My daily prayers are like a mantra now, that the highest truth and compassion would work through me, often now what I need is compassion for myself more than anything, patience and a realistic idea of what I can get done in one day!
Frank and I are getting ready for our goodbye party/art show extravaganza on May 7th, and we are trying to fit in dinners with old friends at every chance that we get.
Courage is my operative word these days, I'm sure that is where my latest painting is coming from. Courage and faith propel me forward, we are walking the right path, I know that our move will be wonderful for us, but in this in-between-time, this getting-ready-and-preparing-time, it feels like I could loose my way at any moment if I don't hold fast to our vision.
Long held ideas of myself are being tested and opened up...
"Endings are so hard for me."
"Saying goodbye is so hard for me."
These are two inner dialogues that I have had for much of my life, and they have shaped how I am as a person, but now I feel suddenly able to take a step back, to question.

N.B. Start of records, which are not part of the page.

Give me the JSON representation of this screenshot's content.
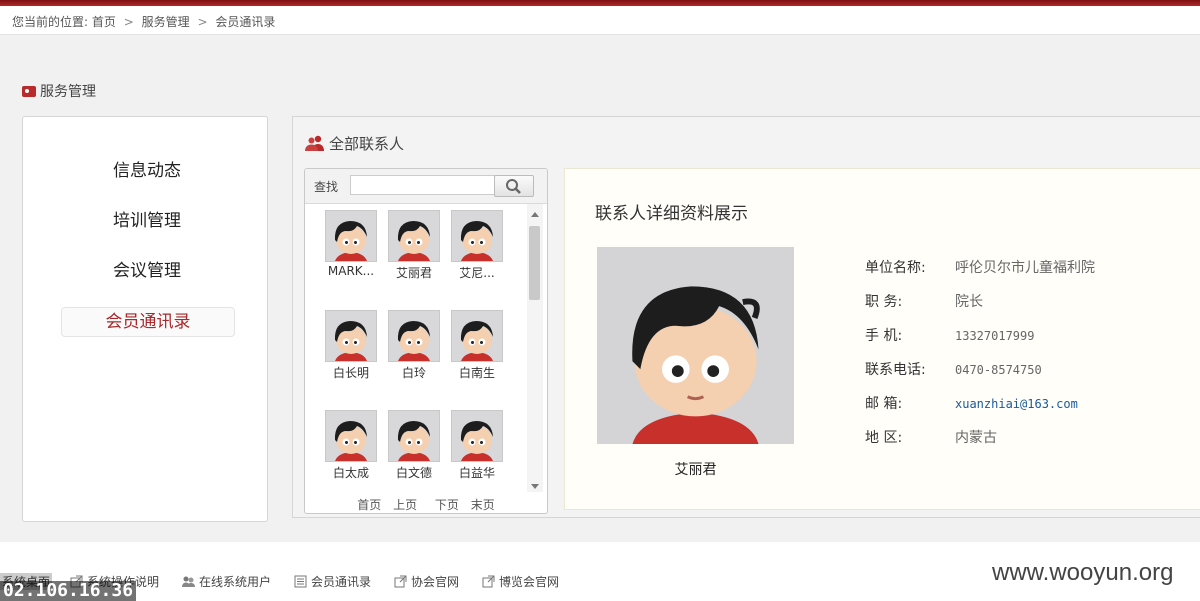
{
  "breadcrumb": {
    "prefix": "您当前的位置:",
    "items": [
      "首页",
      "服务管理",
      "会员通讯录"
    ],
    "separator": ">"
  },
  "section": {
    "title": "服务管理"
  },
  "left_nav": {
    "items": [
      {
        "label": "信息动态",
        "active": false
      },
      {
        "label": "培训管理",
        "active": false
      },
      {
        "label": "会议管理",
        "active": false
      },
      {
        "label": "会员通讯录",
        "active": true
      }
    ]
  },
  "contacts": {
    "title": "全部联系人",
    "search_label": "查找",
    "search_value": "",
    "items": [
      "MARK...",
      "艾丽君",
      "艾尼...",
      "白长明",
      "白玲",
      "白南生",
      "白太成",
      "白文德",
      "白益华"
    ],
    "pager": [
      "首页",
      "上页",
      "下页",
      "末页"
    ]
  },
  "detail": {
    "heading": "联系人详细资料展示",
    "name": "艾丽君",
    "fields": [
      {
        "key": "单位名称:",
        "value": "呼伦贝尔市儿童福利院",
        "style": "plain"
      },
      {
        "key": "职  务:",
        "value": "院长",
        "style": "plain"
      },
      {
        "key": "手  机:",
        "value": "13327017999",
        "style": "mono"
      },
      {
        "key": "联系电话:",
        "value": "0470-8574750",
        "style": "mono"
      },
      {
        "key": "邮  箱:",
        "value": "xuanzhiai@163.com",
        "style": "link"
      },
      {
        "key": "地  区:",
        "value": "内蒙古",
        "style": "plain"
      }
    ]
  },
  "footer": {
    "desktop": "系统桌面",
    "links": [
      "系统操作说明",
      "在线系统用户",
      "会员通讯录",
      "协会官网",
      "博览会官网"
    ],
    "watermark": "www.wooyun.org",
    "ip": "02.106.16.36"
  },
  "colors": {
    "accent": "#a8282b",
    "topbar": "#8f1c1d"
  }
}
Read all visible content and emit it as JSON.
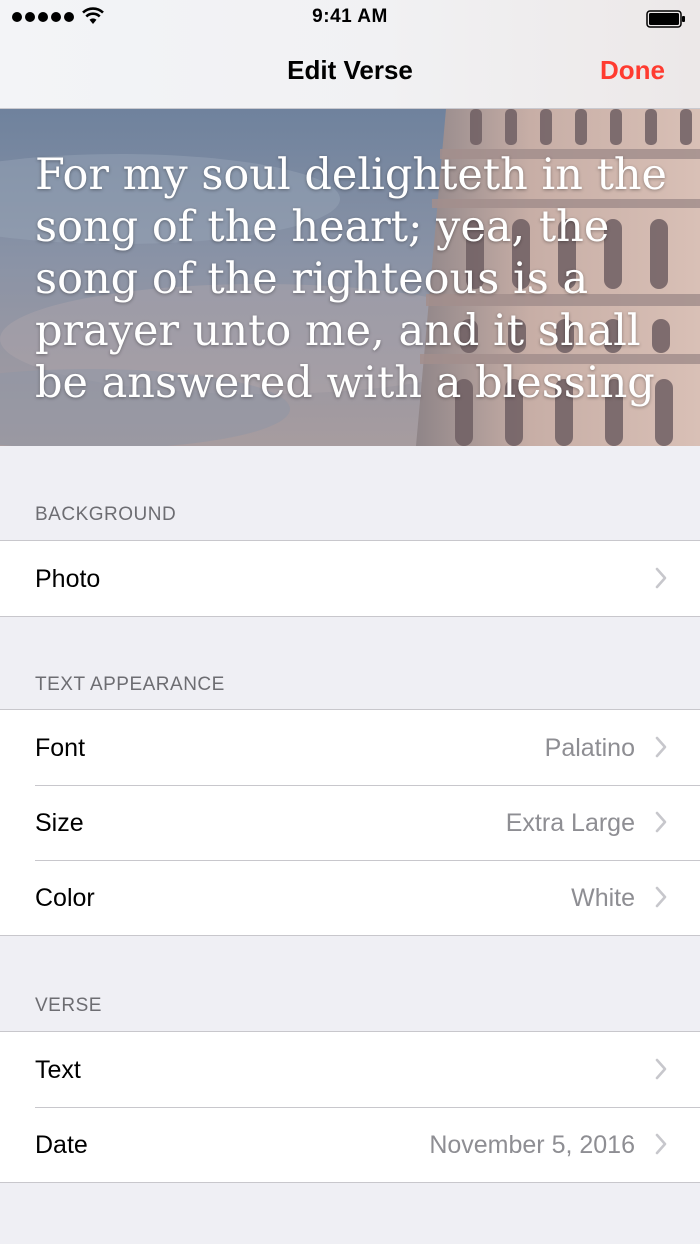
{
  "status": {
    "time": "9:41 AM"
  },
  "nav": {
    "title": "Edit Verse",
    "done_label": "Done"
  },
  "verse": {
    "text": "For my soul delighteth in the\nsong of the heart; yea, the\nsong of the righteous is a\nprayer unto me, and it shall\nbe answered with a blessing"
  },
  "sections": {
    "background": {
      "header": "BACKGROUND",
      "rows": [
        {
          "label": "Photo",
          "value": ""
        }
      ]
    },
    "text_appearance": {
      "header": "TEXT APPEARANCE",
      "rows": [
        {
          "label": "Font",
          "value": "Palatino"
        },
        {
          "label": "Size",
          "value": "Extra Large"
        },
        {
          "label": "Color",
          "value": "White"
        }
      ]
    },
    "verse": {
      "header": "VERSE",
      "rows": [
        {
          "label": "Text",
          "value": ""
        },
        {
          "label": "Date",
          "value": "November 5, 2016"
        }
      ]
    }
  },
  "colors": {
    "accent": "#ff3b30",
    "secondary_text": "#8e8e93",
    "background": "#efeff4"
  }
}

Does it really have to be this way?
Can it be sad but also joyful?
Can I deeply feel and grieve the ending, while also fully experiencing my joy at the life that we are about to begin?
Living in that duality is what I am trying to do, I have to imagine that it can be done and that nothing is ever wasted.
I might be popping in here more with photos than with too many words over these next weeks, I am letting myself post as I feel led. I long to share more of myself here, but at the same time I feel that simply posting photos or a painting without too many words, sometimes is the best way to share for me right now in the midst of living!